New York City Board of Education's Proposed Five-Year Capital Plan for Fiscal Years 2000-2004

March 2, 1999

The New York Building Congress applauds the Board of Education and Chancellor Rudolph F. Crew for preparing the latest five-year capital plan. We are especially pleased to see the Board's commitment to an $11 billion program presented within the context of a 10-year needs assessment. This proposal is critically important to the economy and long-term competitiveness of the City of New York and particularly to the young people of New York.

In endorsing the Capital Plan, however, the Building Congress also is calling attention to several serious building industry issues that must be addressed if the plan is to implemented effectively. Moreover, this program -- large and ambitious as it is -- is not sufficient to maintain and invigorate the City's overall educational facilities, nor is it comprehensive enough to deal adequately and continuously with the school system's capital needs.

The City's design, construction and real estate community knows quite well how important capital facilities are to New York's future well being. By outlining specific strategies to return existing school facilities to a state of good repair, increase overall educational capacity, provide state-of-the-art technology in every school, and pursue other necessary objectives, the Board of Education's comprehensive capital program deserves the widest possible support.

Background
The Building Congress has been concerned with school construction and maintenance since its founding in 1921. Our members have designed, built and helped to maintain school facilities for many generations. In recent years, the Building Congress was strongly behind creation of the School Construction Authority and has rallied support for major improvements in the overall school building process. We have endorsed previous five-year plans of the Board of Education and have encouraged increased financial support for them. At the same time, we have shared widespread dismay over lack of adequate effort to maintain school facilities in a state of good repair and the absence of sufficient funding for school construction. Perhaps most important, we have observed the decline of quality and performance in school design and construction, with most of our members electing not to bid on School Construction Authority jobs. Over the last two years, for example, the Building Congress Education Committee had made a series of recommendations to improve SCA procedures, only some of which have been acted upon.

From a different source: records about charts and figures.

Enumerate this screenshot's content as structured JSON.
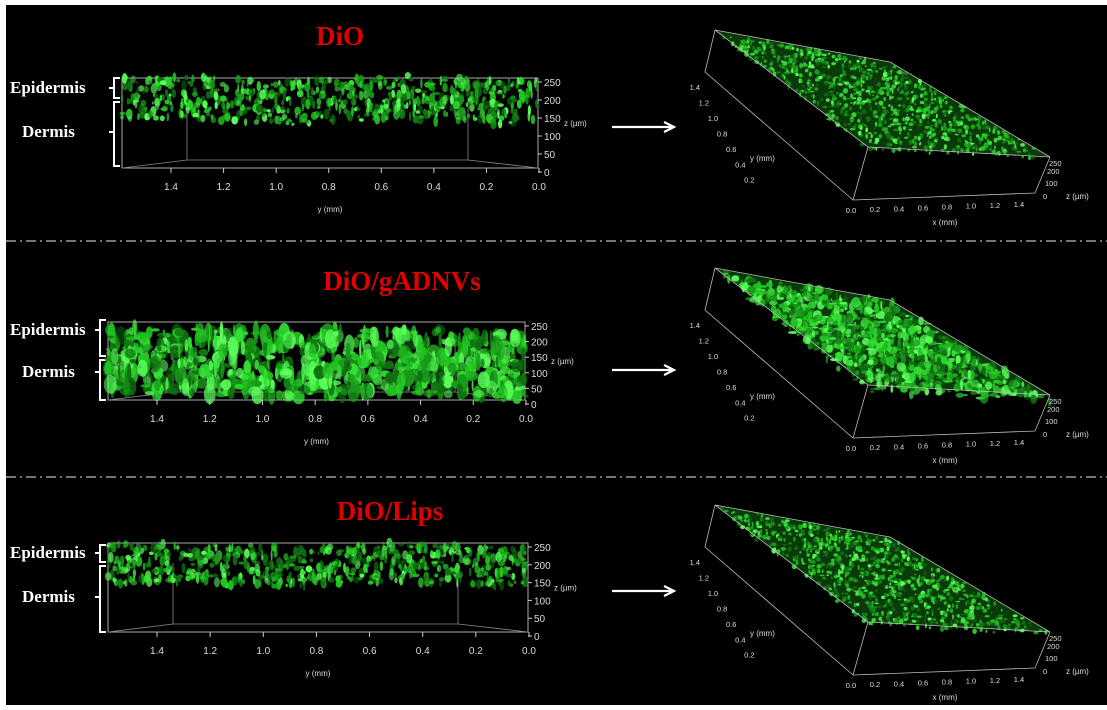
{
  "figure": {
    "separator_style": "dash-dot",
    "colors": {
      "background": "#000000",
      "title": "#e00000",
      "signal": "#22dd22",
      "axes": "#dddddd"
    },
    "panels": [
      {
        "title": "DiO",
        "layer_labels": {
          "epidermis": "Epidermis",
          "dermis": "Dermis"
        },
        "side_view": {
          "y_ticks": [
            "1.4",
            "1.2",
            "1.0",
            "0.8",
            "0.6",
            "0.4",
            "0.2",
            "0.0"
          ],
          "y_label": "y (mm)",
          "z_ticks": [
            "250",
            "200",
            "150",
            "100",
            "50",
            "0"
          ],
          "z_label": "z (µm)"
        },
        "view_3d": {
          "y_ticks": [
            "1.4",
            "1.2",
            "1.0",
            "0.8",
            "0.6",
            "0.4",
            "0.2"
          ],
          "y_label": "y (mm)",
          "x_ticks": [
            "0.0",
            "0.2",
            "0.4",
            "0.6",
            "0.8",
            "1.0",
            "1.2",
            "1.4"
          ],
          "x_label": "x (mm)",
          "z_ticks": [
            "250",
            "200",
            "100",
            "0"
          ],
          "z_label": "z (µm)"
        }
      },
      {
        "title": "DiO/gADNVs",
        "layer_labels": {
          "epidermis": "Epidermis",
          "dermis": "Dermis"
        },
        "side_view": {
          "y_ticks": [
            "1.4",
            "1.2",
            "1.0",
            "0.8",
            "0.6",
            "0.4",
            "0.2",
            "0.0"
          ],
          "y_label": "y (mm)",
          "z_ticks": [
            "250",
            "200",
            "150",
            "100",
            "50",
            "0"
          ],
          "z_label": "z (µm)"
        },
        "view_3d": {
          "y_ticks": [
            "1.4",
            "1.2",
            "1.0",
            "0.8",
            "0.6",
            "0.4",
            "0.2"
          ],
          "y_label": "y (mm)",
          "x_ticks": [
            "0.0",
            "0.2",
            "0.4",
            "0.6",
            "0.8",
            "1.0",
            "1.2",
            "1.4"
          ],
          "x_label": "x (mm)",
          "z_ticks": [
            "250",
            "200",
            "100",
            "0"
          ],
          "z_label": "z (µm)"
        }
      },
      {
        "title": "DiO/Lips",
        "layer_labels": {
          "epidermis": "Epidermis",
          "dermis": "Dermis"
        },
        "side_view": {
          "y_ticks": [
            "1.4",
            "1.2",
            "1.0",
            "0.8",
            "0.6",
            "0.4",
            "0.2",
            "0.0"
          ],
          "y_label": "y (mm)",
          "z_ticks": [
            "250",
            "200",
            "150",
            "100",
            "50",
            "0"
          ],
          "z_label": "z (µm)"
        },
        "view_3d": {
          "y_ticks": [
            "1.4",
            "1.2",
            "1.0",
            "0.8",
            "0.6",
            "0.4",
            "0.2"
          ],
          "y_label": "y (mm)",
          "x_ticks": [
            "0.0",
            "0.2",
            "0.4",
            "0.6",
            "0.8",
            "1.0",
            "1.2",
            "1.4"
          ],
          "x_label": "x (mm)",
          "z_ticks": [
            "250",
            "200",
            "100",
            "0"
          ],
          "z_label": "z (µm)"
        }
      }
    ]
  }
}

The Building Congress has concluded that, until preparation of this plan, the Board of Education has not been adequately maintaining its educational facilities, not sufficiently investing in the future, nor approaching the issue with strategic direction or generating sufficient resources to meet the school system's basic capital needs, particularly with respect to needed expansion and urgent rehabilitation.

Recommendations
The Building Congress believes this capital plan is the best prepared by the Board of Education and that it provides a solid basis for needed school building and rebuilding. We have a number of recommendations for enhancing its utilization and expediting implementation:

  • Improve the construction process - The Board of Education, School Construction Authority, and Department of Design and Construction must work with the City's major union and management groups to improve the quality of contractors and skilled labor on construction jobs. Both the Building and Construction Trades Council and Building Trades Employers' Association have made specific recommendations for addressing this urgent need.
  • Pursue Aggressive Constituency Building - In his message with the capital plan, Chancellor Crew said, AIt matters where our students learn.@ This capital program should concern everyone who lives or works in the City of New York. It needs and deserves the widest possible understanding and support. That means business and labor, community groups and the media, and all who have a stake in New York's future. Broadening the constituency for better schools is a challenge for all of us.
  • Adopt Rolling Five-Year Plans - Like the City's capital budget, the five-year capital plan for the Board of Education should be updated and acted upon every year. This will improve overall understanding of its needs and strategies and help to attract sufficient resources for implementation.
  • Rationalize Institutional Relationships - Implementation of this capital plan faces many challenges. One challenge is the plethora of inspectors, administrators, and other participants involved with the process. The plan actually proposes additional project monitoring by the Board of Education's Division of School Facilities on top of what is already done by SCA, DDC, and others. Effective project management is accomplished by streamlining the management process rather than adding to it.
  • Clarify Accountability and Responsibility - The Board of Education must be responsible for overall programs and project priorities. As the proposed plan indicates, the Board can improve its procedures in this regard. But the real need is for top-to-bottom clarification of responsibility. Mayor Giuliani is on target with his call for centralizing school construction accountability within the Mayor's Office. But the streamlining needs to be accomplished all the way through to on-site project managers. Too much decision making gets bogged down throughout the design and construction process.
  • Commitment - By any measure, the City of New York has enormous capital investment needs, none more critical than for its public schools. The Building Congress commends the Board of Education's commitment to address this problem with greater urgency through this five-year plan. It is of utmost importance that the plan be adopted now and implemented promptly. Without a continuing commitment to public education facilities, the Building Congress believes the City will fall behind in the global economy and fail to meet the educational needs of current and future generations.